Now, he can have this dance
Policy change allows charter students to join homecoming celebration
Animas High School student and Durango High School Demons football player David Etz listens to the national anthem before this year’s homecoming game. After being denied entry to last year’s homecoming dance, Etz, a charter school student, attended the dance for the first time this year.
By Chase Olivarius-Mcallister Herald staff writer
For high school boys, dances can provoke great, if unacknowledged, anxieties.
According to received wisdom, the terrifying questions such dances elicit – “Who will I dance with? Will Hannah Abbot laugh if I ask her?” – are usually easier for football players to answer.
This proved untrue last year, when 14-year-old David Etz, a freshman playing on the Durango High School football team, tried to go to the DHS homecoming dance.
Though Etz’s coach had told the team that all players were welcome, when Etz went to buy a ticket, he was rebuffed: He was enrolled at Animas High School, a charter school with few extracurricular activities, and therefore couldn’t attend.
“I felt excluded,” David said.
According to Executive Director Michael Ackerman, about 42 AHS students go to DHS to participate in extracurricular activities.
“It runs the gamut from sports to orchestra to theater, but the largest majority is athletics,” he said.
Instead of celebrating DHS’s game with his teammates, indulging in punch and awkwardly contemplating how best to talk to the fairer sex, David spent last year’s homecoming on his friend Lathan’s couch, playing X-Box as his teammates danced.
David’s father, Ron Etz, was outraged, and demanded a meeting with Durango School District 9-R Superintendent Daniel Snowberger.
“They were invited by their football coach last year – ‘Hey, all you Animas guys, don’t forget about this homecoming stuff.’ And Animas kids, DHS kids, these kids are a team,” Ron Etz said in a phone interview this week. “The coaches preach ‘family,’ preach ‘team.’ I’ve been bringing these kids to 6.30 a.m. workouts all summer long. I love high school sports, and I support them as much as I can.”
Etz said the issue of Animas students attending homecoming boiled down to a question of equality.
“Are they Durango Demons or not? The bottom line for me really is, is this Mississippi in the ’60s or are we really as liberal and progressive and love everybody as we say we are?

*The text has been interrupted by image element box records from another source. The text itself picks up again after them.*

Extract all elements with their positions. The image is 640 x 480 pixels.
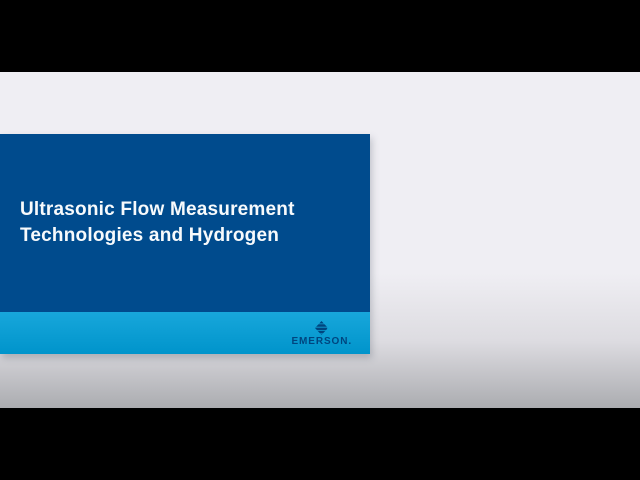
brand-strip [0, 312, 370, 354]
slide-title-line-2: Technologies and Hydrogen [20, 225, 280, 246]
letterbox-top [0, 0, 640, 72]
letterbox-bottom [0, 408, 640, 480]
title-card [0, 134, 370, 354]
slide-title-line-1: Ultrasonic Flow Measurement [20, 199, 295, 220]
emerson-knot-icon [315, 321, 328, 335]
brand-logo [291, 319, 352, 348]
brand-wordmark: EMERSON. [291, 335, 352, 347]
slide-title [20, 197, 352, 249]
title-card-body [0, 134, 370, 312]
slide-background [0, 72, 640, 408]
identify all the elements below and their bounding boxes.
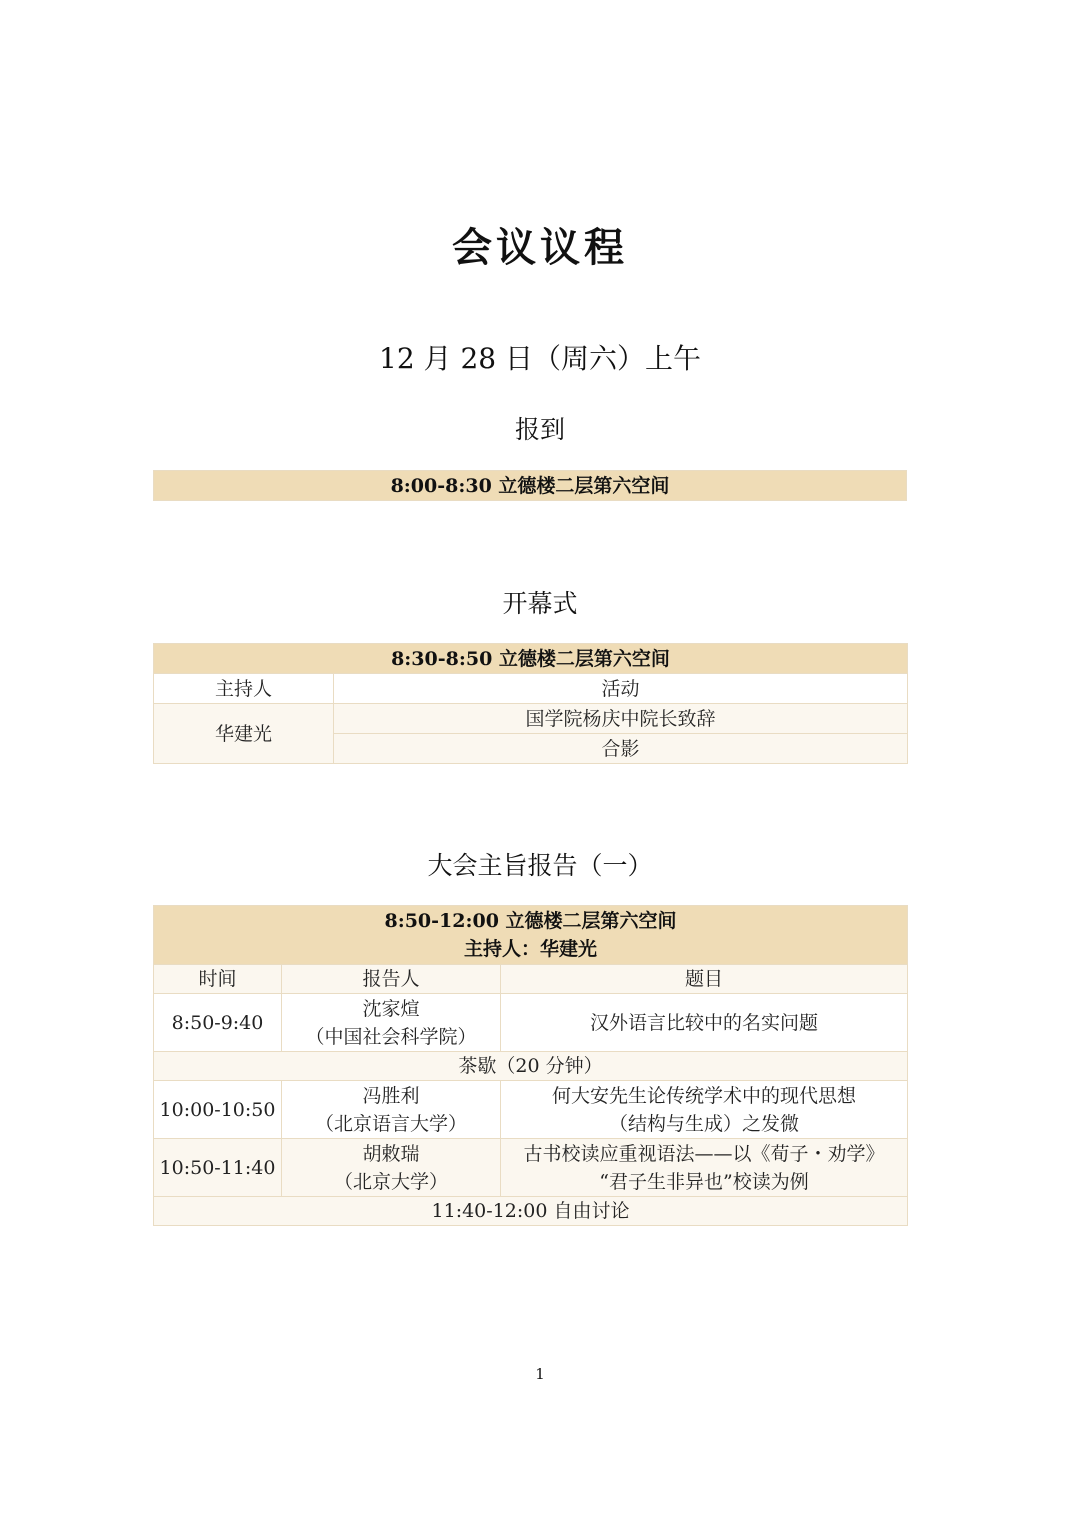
- col-topic: 题目: [501, 965, 908, 994]
- talk-topic: [501, 994, 908, 1052]
- talk-topic: [501, 1139, 908, 1197]
- table-row: [154, 994, 908, 1052]
- registration-heading: 报到: [514, 415, 565, 444]
- table-row: [154, 1081, 908, 1139]
- talk-time: 10:00-10:50: [154, 1081, 282, 1139]
- talk-time: 10:50-11:40: [154, 1139, 282, 1197]
- opening-heading: 开幕式: [502, 589, 578, 618]
- table-row: [154, 1139, 908, 1197]
- page-number: 1: [535, 1365, 545, 1383]
- opening-table: [153, 643, 908, 764]
- speaker-affiliation: （北京大学）: [333, 1170, 448, 1193]
- opening-col-activity: 活动: [334, 674, 908, 704]
- tea-break: 茶歇（20 分钟）: [154, 1052, 908, 1081]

Or are we really just (angry) at kids from Animas High?”
At Ron Etz’s meeting last year with Snowberger, Etz said Snowberger assured him the district’s policy would change: the walls were coming down between the district and Animas High School, a charter school.
But when David Etz tried to get a ticket for this year’s homecoming, he was again unwelcome.
He was told he could attend homecoming – but only as the guest of a DHS student, and “we were supposed to have signed up by Sept. 27” a date that had passed 11 days before. “But there was no word of that, no one said anything,” David said.
Ron Etz emailed Snowberger, saying “What happened to ‘the walls between Animas High and 9R coming down’?”
During a spirited and extensive correspondence, Snowberger at one point responded saying, “I am human and this issue snuck up on me.”
Snowberger arranged for a last-minute policy change, whereby David Etz, along with other Animas High School students who play for DHS’s football team, were allowed to attend the DHS homecoming dance.
Jake Lauer, head of school Animas High School, said DHS Principal Leanne Garcia “has actually been fantastic working with us. With this particular situation, she has really gone above and beyond to figure out a way for our students to attend that dance,” he said.
By the standards of high school dances – with Carrie’s pigs’ blood drenched prom and the ensuing homicidal telekinesis being the gold standard – the night was a smashing success.
David said he wore “nice jeans, a button-up gold/tan shirt and a tie that was white and golden brown striped.”
“I danced with one girl. Otherwise, I just did my own little weird dance or hung out with friends. It was just a fun experience, and I wanted to try going to a dance that wasn’t right after or during school – like in the middle school.”
A paragon of adult sophistication, this year’s homecoming dance began at 8 p.m. and went till 11.
Julie Popp said under Snowberger, the district’s new policy was that any Durango student can attend school-district events as long as they are in good standing and have written permission – no matter where they go to school.
Ackerman said he was grateful for Snowberger’s commitment to Animas High School kids.
“Animas does not have a homecoming, nor do we have cheerleaders – we don’t have any of the normal trappings of high school,” he said.
Ackerman said though there has been some animosity between DHS and AHS in previous years, but that’s firmly in the past.
“There may still be some tension at the building level, but I have complete trust in what Dan is saying. I mean, Dan has proven to be nothing but a man of his word and genuine in everything he’s offered to Animas High, and the proof is in the pudding. We have AHS students representing DHS on the football pitch, thespians, musicians,” he said.